Research & Innovation

Dr. Fidler Named David and G.G. Farber Junior Faculty Fellow

The College of Arts and Letters named Bradley Fidler, assistant professor of science and technology studies, as the recipient of the fellowship, established by Stevens Trustee Emeritus Dr. Dave Farber and his late wife, Gloria.

The College of Arts and Letters named Dr. Bradley Fidler, a historian of computing and assistant professor of science and technology studies, as the recipient of the David and G.G. Farber Junior Faculty Fellow in Science and Technology Studies.

Established by Stevens Trustee Emeritus Dr. Dave Farber ’56 M.S. '61 Hon. D.Eng. ’99 and his late wife, Gloria (G.G.), the fellowship recognizes and supports faculty in the College who study and raise public awareness about the social impacts of scientific and technological development. The award was established under the leadership of Dean Kelland Thomas.

"I am incredibly grateful for, and humbled by, David Farber's support of the College of Arts and Letters and its interdisciplinary scholarly mission,” said Dr. Thomas. “Dr. Fidler is an ideal awardee of the David and G.G. Farber Junior Faculty Fellow in Science and Technology Studies, because his research examines the history of the internet and how the architecture of current cybertechnologies impact our society.”

“I look forward to Dr. Fidler’s continued contributions to understanding how cybertechnologies affect us and our society,” continued Dr. Thomas.

Fidler, the second recipient of the fellowship, studies the management and architectural evolution of networked systems, such as enterprise networks and the Internet. His current work focuses on metrics frameworks and labor productivity in enterprise networks, binding and mapping systems at different levels of analysis. Moreover, this research touches upon computer networks’ virtualization and neural networks.

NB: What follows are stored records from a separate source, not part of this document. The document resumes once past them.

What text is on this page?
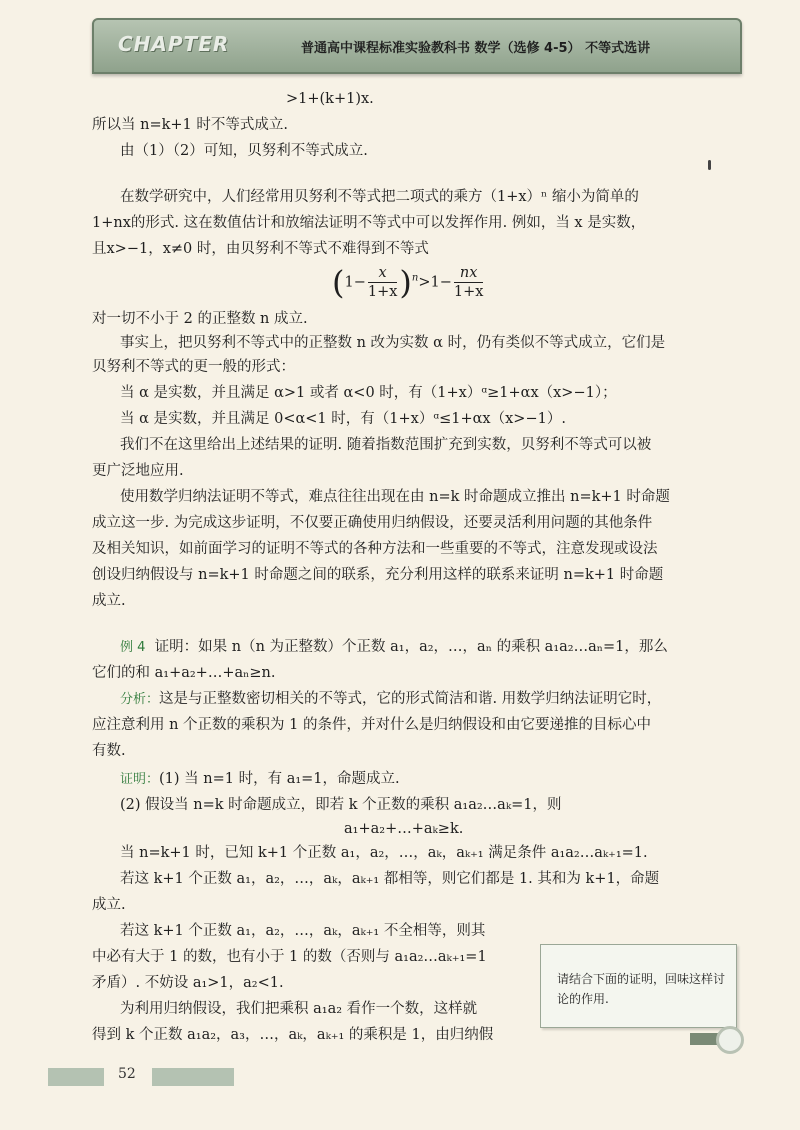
CHAPTER	普通高中课程标准实验教科书 数学（选修 4-5） 不等式选讲
>1+(k+1)x.
所以当 n=k+1 时不等式成立.
由（1）（2）可知，贝努利不等式成立.
在数学研究中，人们经常用贝努利不等式把二项式的乘方（1+x）ⁿ 缩小为简单的
1+nx的形式. 这在数值估计和放缩法证明不等式中可以发挥作用. 例如，当 x 是实数，
且x>−1，x≠0 时，由贝努利不等式不难得到不等式
$(1- \frac{x}{1+x} )^n>1- \frac{nx}{1+x}$
对一切不小于 2 的正整数 n 成立.
事实上，把贝努利不等式中的正整数 n 改为实数 α 时，仍有类似不等式成立，它们是
贝努利不等式的更一般的形式：
当 α 是实数，并且满足 α>1 或者 α<0 时，有（1+x）ᵅ≥1+αx（x>−1）；
当 α 是实数，并且满足 0<α<1 时，有（1+x）ᵅ≤1+αx（x>−1）.
我们不在这里给出上述结果的证明. 随着指数范围扩充到实数，贝努利不等式可以被
更广泛地应用.
使用数学归纳法证明不等式，难点往往出现在由 n=k 时命题成立推出 n=k+1 时命题
成立这一步. 为完成这步证明，不仅要正确使用归纳假设，还要灵活利用问题的其他条件
及相关知识，如前面学习的证明不等式的各种方法和一些重要的不等式，注意发现或设法
创设归纳假设与 n=k+1 时命题之间的联系，充分利用这样的联系来证明 n=k+1 时命题
成立.
例 4 证明：如果 n（n 为正整数）个正数 a₁，a₂，…，aₙ 的乘积 a₁a₂…aₙ=1，那么
它们的和 a₁+a₂+…+aₙ≥n.
分析：这是与正整数密切相关的不等式，它的形式简洁和谐. 用数学归纳法证明它时，
应注意利用 n 个正数的乘积为 1 的条件，并对什么是归纳假设和由它要递推的目标心中
有数.
证明：(1) 当 n=1 时，有 a₁=1，命题成立.
(2) 假设当 n=k 时命题成立，即若 k 个正数的乘积 a₁a₂…aₖ=1，则
a₁+a₂+…+aₖ≥k.
当 n=k+1 时，已知 k+1 个正数 a₁，a₂，…，aₖ，aₖ₊₁ 满足条件 a₁a₂…aₖ₊₁=1.
若这 k+1 个正数 a₁，a₂，…，aₖ，aₖ₊₁ 都相等，则它们都是 1. 其和为 k+1，命题
成立.
若这 k+1 个正数 a₁，a₂，…，aₖ，aₖ₊₁ 不全相等，则其
中必有大于 1 的数，也有小于 1 的数（否则与 a₁a₂…aₖ₊₁=1
矛盾）. 不妨设 a₁>1，a₂<1.
为利用归纳假设，我们把乘积 a₁a₂ 看作一个数，这样就
得到 k 个正数 a₁a₂，a₃，…，aₖ，aₖ₊₁ 的乘积是 1，由归纳假
请结合下面的证明，回味这样讨论的作用.
52
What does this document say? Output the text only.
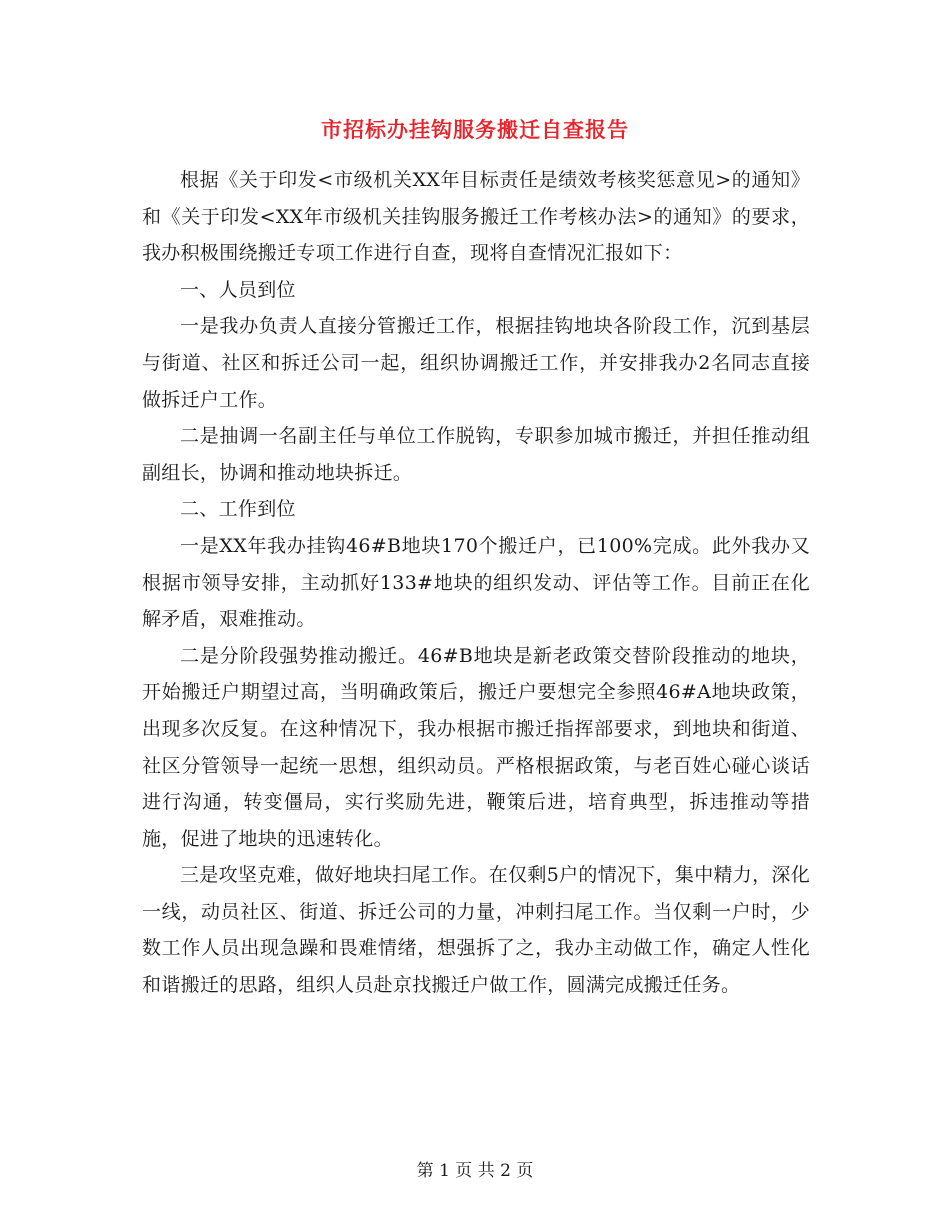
市招标办挂钩服务搬迁自查报告

根据《关于印发<市级机关XX年目标责任是绩效考核奖惩意见>的通知》和《关于印发<XX年市级机关挂钩服务搬迁工作考核办法>的通知》的要求，我办积极围绕搬迁专项工作进行自查，现将自查情况汇报如下：

一、人员到位

一是我办负责人直接分管搬迁工作，根据挂钩地块各阶段工作，沉到基层与街道、社区和拆迁公司一起，组织协调搬迁工作，并安排我办2名同志直接做拆迁户工作。

二是抽调一名副主任与单位工作脱钩，专职参加城市搬迁，并担任推动组副组长，协调和推动地块拆迁。

二、工作到位

一是XX年我办挂钩46#B地块170个搬迁户，已100%完成。此外我办又根据市领导安排，主动抓好133#地块的组织发动、评估等工作。目前正在化解矛盾，艰难推动。

二是分阶段强势推动搬迁。46#B地块是新老政策交替阶段推动的地块，开始搬迁户期望过高，当明确政策后，搬迁户要想完全参照46#A地块政策，出现多次反复。在这种情况下，我办根据市搬迁指挥部要求，到地块和街道、社区分管领导一起统一思想，组织动员。严格根据政策，与老百姓心碰心谈话进行沟通，转变僵局，实行奖励先进，鞭策后进，培育典型，拆违推动等措施，促进了地块的迅速转化。

三是攻坚克难，做好地块扫尾工作。在仅剩5户的情况下，集中精力，深化一线，动员社区、街道、拆迁公司的力量，冲刺扫尾工作。当仅剩一户时，少数工作人员出现急躁和畏难情绪，想强拆了之，我办主动做工作，确定人性化和谐搬迁的思路，组织人员赴京找搬迁户做工作，圆满完成搬迁任务。

第 1 页 共 2 页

“The David and G.G. Farber Fellowship gives me a lot more bandwidth to carry out historical research—empirical work that is needed to fully understand the evolution of these systems that are reorganizing our world everywhere we look,” said Fidler.

Moreover, Fidler’s research interests are well aligned with Farber’s own pioneering contributions to computer science. Farber helped build the early Internet with his efforts in CSNet and the NSFNET. He also led the effort to create the world’s first operational distributed computer system, and contributed to numerous other Internet protocols and research efforts. In 2013, Farber was inducted into the Internet Hall of Fame, and in more recent years, he established a prestigious faculty chair to enhance leading-edge research in the Stevens’ computer science department.

Fidler’s research has also been supported by the Defense Advanced Research Projects Agency (DARPA), Google, Lockheed-Martin, the Internet Corporation for Assigned Names and Numbers (ICANN), and the National Science Foundation (NSF). His first book, forthcoming with MIT Press, is a “shadow history” of how Farber’s community of computer scientists architected the Internet. For Google, he studies near-term cybersecurity challenges that the Internet’s technical administration must address (i.e., the “IANA functions”). For the NSF, he and his Kansas University computer scientist collaborators Professor Alex Bardas and Kailani Jones are working to improve automation strategies in the Security Operations Centers that run America’s corporate networks. Prior to Stevens, he was a researcher in UCLA’s Computer Science Department.

In addition, Fidler serves as a committee member on the Board of Trustees’ Research Enterprise and Technology Commercialization (RETCOM) group, and on the Faculty Senate’s Information Technology subcommittee. Previously, Fidler contributed to contracts with the Defense Advanced Research Projects Agency (DARPA) and the National Institute of Mental Health (NIMH).

For now, Fidler looks forward to how Dr. Farber’s fellowship will empower his work and its impact. “Not only will it be of great help to my work on virtualization, but the historical materials that this effort will generate should be of great use to other researchers as well.”